Michel Aoun is not wrong to complain that the Information Branch of the Internal Security Forces has taken on duties and powers that transgress the institution’s original mandate. But the general is also irony-free, undermining his own case.

Since his return from exile five years ago, Aoun’s primary preoccupation has been to encrust himself in the political class he once pretended to despise. The general has played the inside-outside game well enough, portraying himself to his devotees as a principled dissenter while fighting with his political rivals over control of instruments of patronage and power. His latest tirade against the Information Branch, but also, unexplainably, President Michel Sleiman, was a fine example of his contradictions.

If Aoun can make a good case that intelligence institutions are mushrooming in Lebanon, and that this goes against the spirit of the constitution, he really needs to take it a bit further.

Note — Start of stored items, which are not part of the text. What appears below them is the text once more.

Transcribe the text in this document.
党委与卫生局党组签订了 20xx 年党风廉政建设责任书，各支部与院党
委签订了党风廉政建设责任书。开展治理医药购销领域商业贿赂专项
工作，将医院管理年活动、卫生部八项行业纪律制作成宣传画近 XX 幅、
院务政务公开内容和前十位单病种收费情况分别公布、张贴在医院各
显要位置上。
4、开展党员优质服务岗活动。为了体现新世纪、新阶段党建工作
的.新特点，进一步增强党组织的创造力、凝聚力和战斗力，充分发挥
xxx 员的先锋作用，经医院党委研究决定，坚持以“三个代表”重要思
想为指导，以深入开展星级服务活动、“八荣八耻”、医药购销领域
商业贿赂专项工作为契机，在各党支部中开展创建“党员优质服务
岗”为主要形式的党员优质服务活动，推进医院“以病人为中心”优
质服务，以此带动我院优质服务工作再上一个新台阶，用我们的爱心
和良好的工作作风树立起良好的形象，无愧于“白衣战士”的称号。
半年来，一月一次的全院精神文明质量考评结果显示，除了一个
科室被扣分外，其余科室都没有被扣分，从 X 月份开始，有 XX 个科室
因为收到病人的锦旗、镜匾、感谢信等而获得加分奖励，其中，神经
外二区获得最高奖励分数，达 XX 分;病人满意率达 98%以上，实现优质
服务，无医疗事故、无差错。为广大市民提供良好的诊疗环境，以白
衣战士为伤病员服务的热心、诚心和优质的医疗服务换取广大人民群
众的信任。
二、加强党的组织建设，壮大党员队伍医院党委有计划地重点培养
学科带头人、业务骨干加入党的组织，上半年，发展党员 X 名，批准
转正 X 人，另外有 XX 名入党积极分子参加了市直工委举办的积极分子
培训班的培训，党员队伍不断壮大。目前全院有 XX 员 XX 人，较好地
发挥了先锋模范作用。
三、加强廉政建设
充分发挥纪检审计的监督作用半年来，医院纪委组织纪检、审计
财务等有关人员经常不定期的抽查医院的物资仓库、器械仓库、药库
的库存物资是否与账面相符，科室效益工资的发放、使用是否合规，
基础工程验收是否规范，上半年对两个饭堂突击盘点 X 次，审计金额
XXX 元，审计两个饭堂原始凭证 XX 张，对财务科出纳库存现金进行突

Will we hear Aoun soon complaining, for example, that the General Security Directorate has also morphed into an intelligence body far beyond its original, largely administrative, terms of reference, including the signing of our passports? Probably not, because the general’s Hezbollah allies are in control there, and the metastasis of General Security took place under another de facto ally of Aoun’s, General Jamil as-Sayyed.

As Aoun defends the constitution, has he bothered to read the very first sentence in its Article 1, namely that “Lebanon is an independent, indivisible, and sovereign state.” And might he wish to apply that to Hezbollah, which has undermined all three propositions? Lebanon is not independent, if, for example, the party carries the country into a war against Israel on behalf of Iran, as it may well do. And Lebanon is certainly not indivisible for as long as there continue to be parts of its territory off limits to the state, where Hezbollah gunmen can detain people for questioning and fire on Lebanese army helicopters.

And Lebanon is positively not sovereign when Hezbollah is able to maintain an armed force more powerful than the Lebanese army, and a security and intelligence apparatus parallel to Lebanon’s official security and intelligence agencies. If Aoun is to convince anybody of the justice of his perorations on the Information Branch, he must also mention these other, even more alarming, realities.

But then Aoun’s savaging of everyone, all the way up to the top of the political ladder, must mean something else. How naïve you are, some might direct my way: Aoun’s anger is all about Fayez Karam, the general’s aide arrested several weeks ago by the Information Branch for allegedly being an Israeli spy. Perhaps, although we here were the first to suggest that Karam’s arrest might be part of a larger scheme to break Aoun away from Hezbollah and bring him more fully into Syria’s fold, while also representing a knife over the general’s head to prevent him from exiting the Hariri government.

By and large Aoun and his parliamentarians have ended up confirming that or a similar interpretation. Salim Salhab, a pro-Aoun deputy from the Metn, repeated that the Karam arrest was an effort to split the Aounists and Hezbollah. After initially distancing himself from Karam, on the grounds that the spying accusations might be true, Aoun changed track and began attacking the Information Branch and the judiciary. The general’s daughters are said to be visiting Karam’s wife regularly, while Karam himself is being well treated. There is much ambiguity surrounding his guilt, and Aoun’s tirade underlines that what is at stake is more political than legal.

If so, we shouldn’t take too seriously Aoun’s protests against the Information Branch on ethical or constitutional grounds. The fuss is a consequence of Aoun’s personal calculations, his efforts to maneuver between Hezbollah, Syria and his political foes, all the while ensuring that he can one day leave behind what passes for a political dynasty, one ruled over by his sons in law and daughters.

It’s a shame, because like a broken clock that tells good time twice a day, Aoun can sometimes be correct. The unjustified and uncontrolled proliferation or expansion of intelligence and security agencies in Lebanon is worrisome. Pluralism can be valuable, but the propagation of mini-states and partisan state institutions is not. This means fragmentation, and Lebanon’s elusive democracy is the worse for it.